Despite incidents like these, I did have my share of success. I worked in the hogar for the oldest girls, Hijas de Pilar. I developed incredibly close-knit relationships with my girls. Through those connections, I was able to share my background with an audience that cared about me and wanted to understand who I was. It was incredible to watch the girls jump to my defense. When a young boy asked me to say something in Chinese, María explained, “She’s from the States. She speaks English.” Sometimes they were a little too forceful. Upon hearing me called “chinita”, Sara exclaimed, “She’s Vietnamese, you moron!”As a volunteer of color, you have to walk a fine line. You want to be respected and have your identity honored, but you have to remember you are in a foreign country with its own cultural norms. In Honduras, it’s quite common to use nicknames based on appearance. One of my girls was “Pecas” (“Freckles”) and a dark-skinned boy in the baby house was referred to as “Frijolito.” This might be considered offensive in the U.S., but we have to be careful that we’re not trying to bestow wisdom on the ignorant natives (hello, Savior Complex). I also recognize that it’s problematic to ask people of color to constantly educate. It’s never bothered me personally, but I think it’s inappropriate to make assumptions about whose job it is. I’m okay with taking on that role, especially with kids, because I know their questions come from a place of curiosity rather than malice.
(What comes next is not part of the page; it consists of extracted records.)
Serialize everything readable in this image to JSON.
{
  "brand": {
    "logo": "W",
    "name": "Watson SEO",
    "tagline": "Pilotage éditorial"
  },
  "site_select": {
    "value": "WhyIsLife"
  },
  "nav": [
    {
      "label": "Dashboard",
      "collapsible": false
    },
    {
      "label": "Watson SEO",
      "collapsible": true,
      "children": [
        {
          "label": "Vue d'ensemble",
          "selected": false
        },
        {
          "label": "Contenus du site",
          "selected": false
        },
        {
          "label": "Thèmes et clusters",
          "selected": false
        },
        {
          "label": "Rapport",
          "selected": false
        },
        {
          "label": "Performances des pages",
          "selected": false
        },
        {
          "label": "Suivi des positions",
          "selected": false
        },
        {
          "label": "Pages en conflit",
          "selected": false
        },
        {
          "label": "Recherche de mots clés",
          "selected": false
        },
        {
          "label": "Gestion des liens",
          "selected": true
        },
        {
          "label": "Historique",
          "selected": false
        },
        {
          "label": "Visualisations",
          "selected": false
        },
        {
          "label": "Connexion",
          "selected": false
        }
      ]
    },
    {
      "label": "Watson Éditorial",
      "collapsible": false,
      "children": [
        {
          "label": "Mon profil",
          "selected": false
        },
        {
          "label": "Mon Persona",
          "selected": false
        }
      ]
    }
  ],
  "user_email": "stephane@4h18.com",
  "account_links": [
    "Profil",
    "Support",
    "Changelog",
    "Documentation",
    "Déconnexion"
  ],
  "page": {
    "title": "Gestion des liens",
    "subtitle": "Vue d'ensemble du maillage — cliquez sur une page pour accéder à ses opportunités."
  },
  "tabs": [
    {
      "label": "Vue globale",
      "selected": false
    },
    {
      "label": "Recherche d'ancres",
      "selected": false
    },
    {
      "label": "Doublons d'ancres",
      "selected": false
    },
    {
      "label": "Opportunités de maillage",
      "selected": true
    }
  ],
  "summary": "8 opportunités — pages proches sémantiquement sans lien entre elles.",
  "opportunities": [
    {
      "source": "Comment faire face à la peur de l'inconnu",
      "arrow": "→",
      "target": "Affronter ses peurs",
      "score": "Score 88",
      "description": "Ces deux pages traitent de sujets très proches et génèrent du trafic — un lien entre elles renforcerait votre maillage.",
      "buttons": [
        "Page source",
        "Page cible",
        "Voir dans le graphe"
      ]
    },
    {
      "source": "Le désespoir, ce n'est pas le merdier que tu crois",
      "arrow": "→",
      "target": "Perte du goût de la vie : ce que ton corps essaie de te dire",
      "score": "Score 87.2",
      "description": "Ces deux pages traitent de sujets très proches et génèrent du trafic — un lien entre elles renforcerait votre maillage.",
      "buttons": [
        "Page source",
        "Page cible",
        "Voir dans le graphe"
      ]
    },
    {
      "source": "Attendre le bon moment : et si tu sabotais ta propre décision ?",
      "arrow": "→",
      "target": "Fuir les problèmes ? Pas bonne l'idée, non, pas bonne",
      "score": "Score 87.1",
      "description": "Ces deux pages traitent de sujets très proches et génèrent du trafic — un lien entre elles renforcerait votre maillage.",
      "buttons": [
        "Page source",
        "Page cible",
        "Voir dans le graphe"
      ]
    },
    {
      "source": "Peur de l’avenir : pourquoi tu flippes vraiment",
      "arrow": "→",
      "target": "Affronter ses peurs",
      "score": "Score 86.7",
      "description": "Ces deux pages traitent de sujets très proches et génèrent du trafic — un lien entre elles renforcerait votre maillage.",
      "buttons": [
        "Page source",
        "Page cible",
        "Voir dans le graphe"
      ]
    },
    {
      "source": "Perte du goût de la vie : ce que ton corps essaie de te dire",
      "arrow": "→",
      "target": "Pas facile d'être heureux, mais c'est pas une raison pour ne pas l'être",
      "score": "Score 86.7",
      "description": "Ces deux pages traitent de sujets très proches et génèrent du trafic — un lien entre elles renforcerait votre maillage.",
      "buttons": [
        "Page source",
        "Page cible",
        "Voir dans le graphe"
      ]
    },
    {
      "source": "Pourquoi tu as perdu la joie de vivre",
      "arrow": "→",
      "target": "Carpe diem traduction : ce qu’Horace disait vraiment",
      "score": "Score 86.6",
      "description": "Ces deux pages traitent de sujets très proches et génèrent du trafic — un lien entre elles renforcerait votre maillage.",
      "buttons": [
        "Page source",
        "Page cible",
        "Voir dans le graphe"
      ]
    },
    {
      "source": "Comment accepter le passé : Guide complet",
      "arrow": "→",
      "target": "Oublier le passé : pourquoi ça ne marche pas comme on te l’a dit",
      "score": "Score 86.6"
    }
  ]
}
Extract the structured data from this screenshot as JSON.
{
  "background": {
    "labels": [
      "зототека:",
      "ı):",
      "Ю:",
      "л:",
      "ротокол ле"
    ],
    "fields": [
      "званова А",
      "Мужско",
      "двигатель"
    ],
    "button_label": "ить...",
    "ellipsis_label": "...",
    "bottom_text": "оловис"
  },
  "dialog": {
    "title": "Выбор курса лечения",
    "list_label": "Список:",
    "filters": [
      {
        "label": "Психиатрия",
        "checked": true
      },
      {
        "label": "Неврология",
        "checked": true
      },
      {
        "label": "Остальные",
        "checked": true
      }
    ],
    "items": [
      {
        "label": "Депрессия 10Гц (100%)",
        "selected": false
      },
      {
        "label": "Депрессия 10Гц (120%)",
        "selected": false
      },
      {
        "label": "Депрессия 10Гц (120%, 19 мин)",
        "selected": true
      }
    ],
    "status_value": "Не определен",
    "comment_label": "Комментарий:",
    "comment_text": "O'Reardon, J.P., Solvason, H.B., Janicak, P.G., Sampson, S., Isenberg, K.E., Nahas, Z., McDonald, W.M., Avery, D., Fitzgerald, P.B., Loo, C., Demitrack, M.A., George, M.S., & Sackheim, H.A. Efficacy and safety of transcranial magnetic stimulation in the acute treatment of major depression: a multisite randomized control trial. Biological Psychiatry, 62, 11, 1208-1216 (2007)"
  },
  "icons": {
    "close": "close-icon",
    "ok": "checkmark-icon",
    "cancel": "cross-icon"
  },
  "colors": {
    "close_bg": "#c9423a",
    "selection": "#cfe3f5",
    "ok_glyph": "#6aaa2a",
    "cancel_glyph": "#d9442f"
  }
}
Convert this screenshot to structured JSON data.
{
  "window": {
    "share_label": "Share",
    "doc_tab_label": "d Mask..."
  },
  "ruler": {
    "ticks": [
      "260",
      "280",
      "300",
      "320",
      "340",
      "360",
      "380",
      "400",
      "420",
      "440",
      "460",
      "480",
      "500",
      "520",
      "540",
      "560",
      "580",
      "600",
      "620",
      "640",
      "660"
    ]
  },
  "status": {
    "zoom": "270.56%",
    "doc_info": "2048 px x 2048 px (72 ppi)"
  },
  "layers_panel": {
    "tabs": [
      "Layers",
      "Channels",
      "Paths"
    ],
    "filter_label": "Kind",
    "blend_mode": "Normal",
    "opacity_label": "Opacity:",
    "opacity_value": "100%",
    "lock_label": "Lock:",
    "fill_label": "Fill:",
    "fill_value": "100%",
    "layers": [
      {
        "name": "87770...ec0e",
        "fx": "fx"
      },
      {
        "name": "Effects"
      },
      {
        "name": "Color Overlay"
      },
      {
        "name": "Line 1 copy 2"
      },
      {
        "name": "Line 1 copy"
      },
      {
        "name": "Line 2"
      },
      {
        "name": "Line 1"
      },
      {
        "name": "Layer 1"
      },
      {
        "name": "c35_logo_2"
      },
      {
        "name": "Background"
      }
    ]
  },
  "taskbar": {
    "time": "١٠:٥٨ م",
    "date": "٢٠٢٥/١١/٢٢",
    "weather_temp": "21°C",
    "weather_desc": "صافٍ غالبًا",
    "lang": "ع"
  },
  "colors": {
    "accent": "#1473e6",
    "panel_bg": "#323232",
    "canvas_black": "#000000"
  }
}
Being a volunteer of color was definitely an interesting experience, but it didn’t define my year. What defined it was relationships. Relationships like the one I had and continue to have with Carlos. He still calls me Geisha, but it’s now a tongue-in-cheek term of endearment. He recently drew this picture of me as a new mother. He sees my race, but he sees me too. And that’s what’s important.